Lors de la première séance, à laquelle nous avons pu assister, les membres du SIMOT ont pu découvrir les locaux de Papier Gâchette, une imprimerie qui n’utilise que des techniques d’impression à l’ancienne ( à plat ). Après un temps de formation mené par le cinéaste intervenant, deux groupes ont été formés et chacun a du créer une courte histoire qu’ils ont animé en stop motion. Finalement, en une demi-journée, les membres du SIMOT ont appris beaucoup, et il peuvent, désormais se lancer dans l’écriture de leur court-métrage d’animation : affaire à suivre.

____l’atelier Son de l’association GIAA/ Soutien Passeurs d’Images

De son côté, Philippe Aubry a mené un atelier en janvier/février, avec l’association GIAA ( Groupement des Intellectuels Aveugles ou Amblyopes ) dans le cadre de la semaine du son, qui a lieu chaque année du 20 janvier au 4 février. Après avoir participé à 

l’audioguide « Vous êtes ici » par le biais d’une création sonore intégrée (Terrasse panoramique) en 2016,  l’association GIAA souhaitait développer en collaboration avec la Cie Le Bruit Qu’ça Coûte une autre création sonore dans ce cadre.  La Cie, fabricatrice de paysages sonores, développe des projets collaboratifs de création sonore, en proposant l’initiation à la prise de sons, à l’écriture radiophonique et au montage : elle organise également des spectacles et des installations tout public.

Le sujet de cette nouvelle création était cette fois-ci la place d’Austerlitz de Strasbourg, parmi les 20 autres stations appelées « points d’ouïe ». Ce documentaire sonore de six de minutes passait par différentes phases d’initiations pour les participants, membres du GIAA, comme la captation sonore avec du matériel professionnel, l’écriture à partir des captations réalisées et d’archives audio, la mise en voix de l’écriture par les membres du GIAA et quelques notions de montage pour valider des choix d’écriture sonore. Le but de cette création collective était de questionner la notion de mobilité dans la ville perçue par des usagers non-voyants de transports en commun, équipés d’outils permettant ( ou non ) une orientation et l’usage des services en place. En fait, un tel projet permet de révéler les rapports avec les personnes à mobilité moins réduite et les carences en terme d’adaptation à certains handicaps. Au delà de l’aspect factuel historique et topographique du centre-ville intégré au sein de la création, ce documentaire sonore intègre aussi des démarches artistiques, en sublimant par le son et la plume la réalité sonore des lieux à travers un univers poétique et émotionnel.

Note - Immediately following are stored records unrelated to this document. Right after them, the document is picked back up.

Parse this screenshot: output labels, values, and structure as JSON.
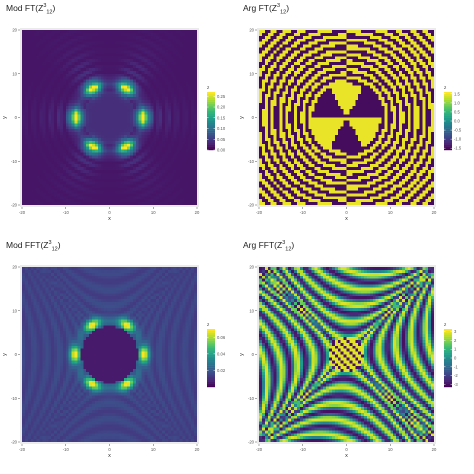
{
  "chart_data": [
    {
      "type": "heatmap",
      "title_main": "Mod FT(Z",
      "title_sup": "3",
      "title_sub": "12",
      "title_end": ")",
      "xlabel": "x",
      "ylabel": "y",
      "xlim": [
        -20,
        20
      ],
      "ylim": [
        -20,
        20
      ],
      "xticks": [
        "-20",
        "-10",
        "0",
        "10",
        "20"
      ],
      "yticks": [
        "-20",
        "-10",
        "0",
        "10",
        "20"
      ],
      "legend_title": "z",
      "legend_ticks": [
        "0.25",
        "0.20",
        "0.15",
        "0.10",
        "0.05",
        "0.00"
      ],
      "legend_values": [
        0.25,
        0.2,
        0.15,
        0.1,
        0.05,
        0.0
      ],
      "zlim": [
        0,
        0.27
      ],
      "pattern": "mod-smooth",
      "grid": true,
      "legend": "right"
    },
    {
      "type": "heatmap",
      "title_main": "Arg FT(Z",
      "title_sup": "3",
      "title_sub": "12",
      "title_end": ")",
      "xlabel": "x",
      "ylabel": "y",
      "xlim": [
        -20,
        20
      ],
      "ylim": [
        -20,
        20
      ],
      "xticks": [
        "-20",
        "-10",
        "0",
        "10",
        "20"
      ],
      "yticks": [
        "-20",
        "-10",
        "0",
        "10",
        "20"
      ],
      "legend_title": "z",
      "legend_ticks": [
        "1.5",
        "1.0",
        "0.5",
        "0.0",
        "-0.5",
        "-1.0",
        "-1.5"
      ],
      "legend_values": [
        1.5,
        1.0,
        0.5,
        0.0,
        -0.5,
        -1.0,
        -1.5
      ],
      "zlim": [
        -1.6,
        1.6
      ],
      "pattern": "arg-smooth",
      "grid": true,
      "legend": "right"
    },
    {
      "type": "heatmap",
      "title_main": "Mod FFT(Z",
      "title_sup": "3",
      "title_sub": "12",
      "title_end": ")",
      "xlabel": "x",
      "ylabel": "y",
      "xlim": [
        -20,
        20
      ],
      "ylim": [
        -20,
        20
      ],
      "xticks": [
        "-20",
        "-10",
        "0",
        "10",
        "20"
      ],
      "yticks": [
        "-20",
        "-10",
        "0",
        "10",
        "20"
      ],
      "legend_title": "z",
      "legend_ticks": [
        "0.06",
        "0.04",
        "0.02"
      ],
      "legend_values": [
        0.06,
        0.04,
        0.02
      ],
      "zlim": [
        0,
        0.07
      ],
      "pattern": "mod-pixel",
      "grid": true,
      "legend": "right"
    },
    {
      "type": "heatmap",
      "title_main": "Arg FFT(Z",
      "title_sup": "3",
      "title_sub": "12",
      "title_end": ")",
      "xlabel": "x",
      "ylabel": "y",
      "xlim": [
        -20,
        20
      ],
      "ylim": [
        -20,
        20
      ],
      "xticks": [
        "-20",
        "-10",
        "0",
        "10",
        "20"
      ],
      "yticks": [
        "-20",
        "-10",
        "0",
        "10",
        "20"
      ],
      "legend_title": "z",
      "legend_ticks": [
        "3",
        "2",
        "1",
        "0",
        "-1",
        "-2",
        "-3"
      ],
      "legend_values": [
        3,
        2,
        1,
        0,
        -1,
        -2,
        -3
      ],
      "zlim": [
        -3.3,
        3.3
      ],
      "pattern": "arg-pixel",
      "grid": true,
      "legend": "right"
    }
  ]
}
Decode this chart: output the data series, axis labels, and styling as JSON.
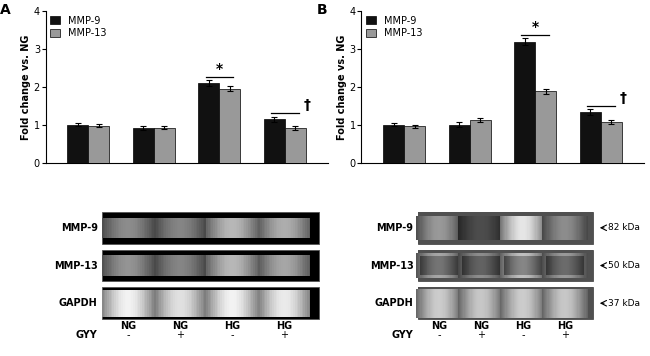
{
  "panel_A": {
    "title": "A",
    "mmp9_values": [
      1.0,
      0.93,
      2.1,
      1.15
    ],
    "mmp13_values": [
      0.98,
      0.93,
      1.95,
      0.93
    ],
    "mmp9_err": [
      0.04,
      0.05,
      0.07,
      0.06
    ],
    "mmp13_err": [
      0.04,
      0.04,
      0.06,
      0.05
    ],
    "ylim": [
      0,
      4
    ],
    "yticks": [
      0,
      1,
      2,
      3,
      4
    ],
    "ylabel": "Fold change vs. NG",
    "gel_labels": [
      "MMP-9",
      "MMP-13",
      "GAPDH"
    ],
    "x_labels": [
      "NG",
      "NG",
      "HG",
      "HG"
    ],
    "gyy_labels": [
      "-",
      "+",
      "-",
      "+"
    ],
    "show_kda": false,
    "kda_labels": [],
    "gel_A_mmp9_intensities": [
      0.55,
      0.52,
      0.72,
      0.68
    ],
    "gel_A_mmp13_intensities": [
      0.58,
      0.52,
      0.72,
      0.65
    ],
    "gel_A_gapdh_intensities": [
      0.95,
      0.88,
      0.95,
      0.92
    ],
    "gel_A_mmp9_style": "thin_band",
    "gel_A_mmp13_style": "thin_band",
    "gel_A_gapdh_style": "wide_bright"
  },
  "panel_B": {
    "title": "B",
    "mmp9_values": [
      1.0,
      1.01,
      3.18,
      1.33
    ],
    "mmp13_values": [
      0.97,
      1.12,
      1.88,
      1.08
    ],
    "mmp9_err": [
      0.04,
      0.06,
      0.09,
      0.08
    ],
    "mmp13_err": [
      0.04,
      0.05,
      0.07,
      0.06
    ],
    "ylim": [
      0,
      4
    ],
    "yticks": [
      0,
      1,
      2,
      3,
      4
    ],
    "ylabel": "Fold change vs. NG",
    "gel_labels": [
      "MMP-9",
      "MMP-13",
      "GAPDH"
    ],
    "x_labels": [
      "NG",
      "NG",
      "HG",
      "HG"
    ],
    "gyy_labels": [
      "-",
      "+",
      "-",
      "+"
    ],
    "show_kda": true,
    "kda_labels": [
      "82 kDa",
      "50 kDa",
      "37 kDa"
    ],
    "gel_B_mmp9_intensities": [
      0.6,
      0.3,
      0.9,
      0.55
    ],
    "gel_B_mmp13_intensities": [
      0.65,
      0.55,
      0.75,
      0.6
    ],
    "gel_B_gapdh_intensities": [
      0.8,
      0.78,
      0.8,
      0.78
    ]
  },
  "bar_color_mmp9": "#111111",
  "bar_color_mmp13": "#999999",
  "bar_width": 0.32,
  "background_color": "#ffffff",
  "font_size": 7,
  "title_font_size": 10,
  "legend_font_size": 7
}
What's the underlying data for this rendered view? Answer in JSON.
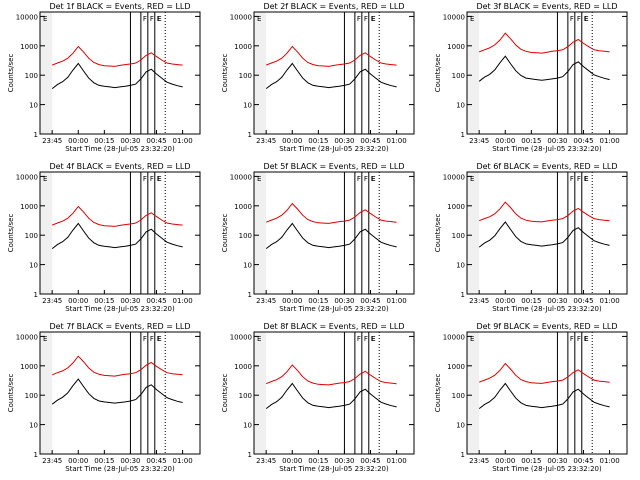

Dès lors, les participants non-voyants à cette aventure artistique possèdent, malgré leur handicap, autant de capacités que les voyants quant à la qualité d’écoute et l’aptitude à analyser un paysage sonore d’un espace public, l’apprentissage technique se transmettant de façon orale et au touché. De plus, l’accompagnement permanent de l’équipe artistique de la Cie Du Bruit Qu’Ca Coute durant les phases de captation et d’écriture avait pallié aux difficultés éventuelles de mobilité des participants. En fait, la réussite de ce projet tient au fait que la non-voyance devienne un atout et non pas un handicap dans le processus de création sonore.

D’ailleurs, pour les plus curieux d’entre vous, sachez qu’une restitution de cet atelier aura lieu au Shadok ce vendredi 9 février à 19:30. Aussi, une installation sonore et visuelle permettra au public d’écouter les 24 points d’ouïe du 7 au 11 février au premier étage du Shadok ( heures d’ouverture indiquées sur le site du Shadok ).